Cannot fetched the data from remote dask cluster

Hello everyone.
I am using Dask-gateway for a Kubernetes cluster for the remote managing clusters. Currently I faced to the following problem: I need to submit multiple task to the Dask cluster and gather the result back from it. I tried to use client.submit, client.gather functionalities from here (Futures — Dask documentation), but the result is a Future object instead of the actual result. I would be happy if someone could help me. Below you can find the example from my code.

from dask_gateway import Gateway
gateway = Gateway(url)
cluster = gateway.new_cluster(shutdown_on_close=False)
cluster.scale(nodes_number)
client = cluster.get_client()

@dask.delayed
def calculate(item):
    return item + 1

x = client.submit(calculate, 1)
x.result() # the result of the line is a list of Futures

L = [client.submit(calculate, i) for i in range(100)]
futures = client.map(calculate, L)
results = client.gather(futures, asynchronous=True)  # the result of the line is a list of Futures
results[0].result()  # this is also a Futute object instead of the actual result

I have a few thoughts here:

  • You’re using both the delayed API and futures API, you only need one of these
  • You are doing a list comprehension of submits and then a map which is basically doing the same thing
  • You’re setting asynchronous=True but not calling await on the result (I’m seeing TypeError: 'coroutine' object is not subscriptable on the last line)

I would get rid of the delayed call and just stick with the futures API.
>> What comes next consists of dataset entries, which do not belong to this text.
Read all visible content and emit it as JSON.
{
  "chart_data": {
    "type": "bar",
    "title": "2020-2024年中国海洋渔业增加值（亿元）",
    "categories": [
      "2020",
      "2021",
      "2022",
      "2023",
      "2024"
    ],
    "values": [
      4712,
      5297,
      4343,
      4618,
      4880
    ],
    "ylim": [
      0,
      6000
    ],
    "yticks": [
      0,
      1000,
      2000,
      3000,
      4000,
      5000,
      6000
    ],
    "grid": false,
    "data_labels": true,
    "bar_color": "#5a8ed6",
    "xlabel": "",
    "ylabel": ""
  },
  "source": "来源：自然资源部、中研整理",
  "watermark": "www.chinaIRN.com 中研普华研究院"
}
# Ignoring the dask-gateway stuff as it isn't relevant to the question
In [1]: from dask.distributed import Client
   ...: client = Client()

In [2]: def calculate(item):
   ...:     return item + 1
   ...:

In [3]: x = client.submit(calculate, 1)
   ...: x
Out[3]: <Future: pending, key: calculate-4d84f3b5d0f5f542fc6848e43dd783e2>

In [4]: x.result()
Out[4]: 2

For the map you don’t need the list comprehension, or the asynchronous kwarg.

In [10]: futures = client.map(calculate, range(100))

In [11]: results = client.gather(futures)

In [12]: results[0]
Out[12]: 1

I think the problem is related to the dask-gateway as it always returns pointers to the remote objects. Could you please check your codes with dask-gateway?

I don’t agree, using LocalCluster and dask-gateway uses the same API. I think the problem is you’re using delayed on the function and then submitting it via the futures API, so you get a delayed future inside a concurrent future. Can you try the examples I gave with your dask-gateway cluster.

Something similar to my question (python - .map followed by .result() and/or client.gather() results in a crash if workers are remote - Stack Overflow). Please check.

I think I need to create a a client instance (as I did) as mentioned in the documentation (Usage — Dask Gateway 2022.10.0 documentation), otherwise I cannot use the resources of the remote cluster.

Yeah you definitely need a client instance. Your example does this via the cluster.get_client(). In my example I just create Client directly (which starts a scheduler and workers automatically on my laptop).

The StackOverflow example you linked is showing lost data on the scheduler, are you also seeing that error message?

Could you try the example I shared but using dask-gateway and post the results here?

Thanks a lot, the problem was solved.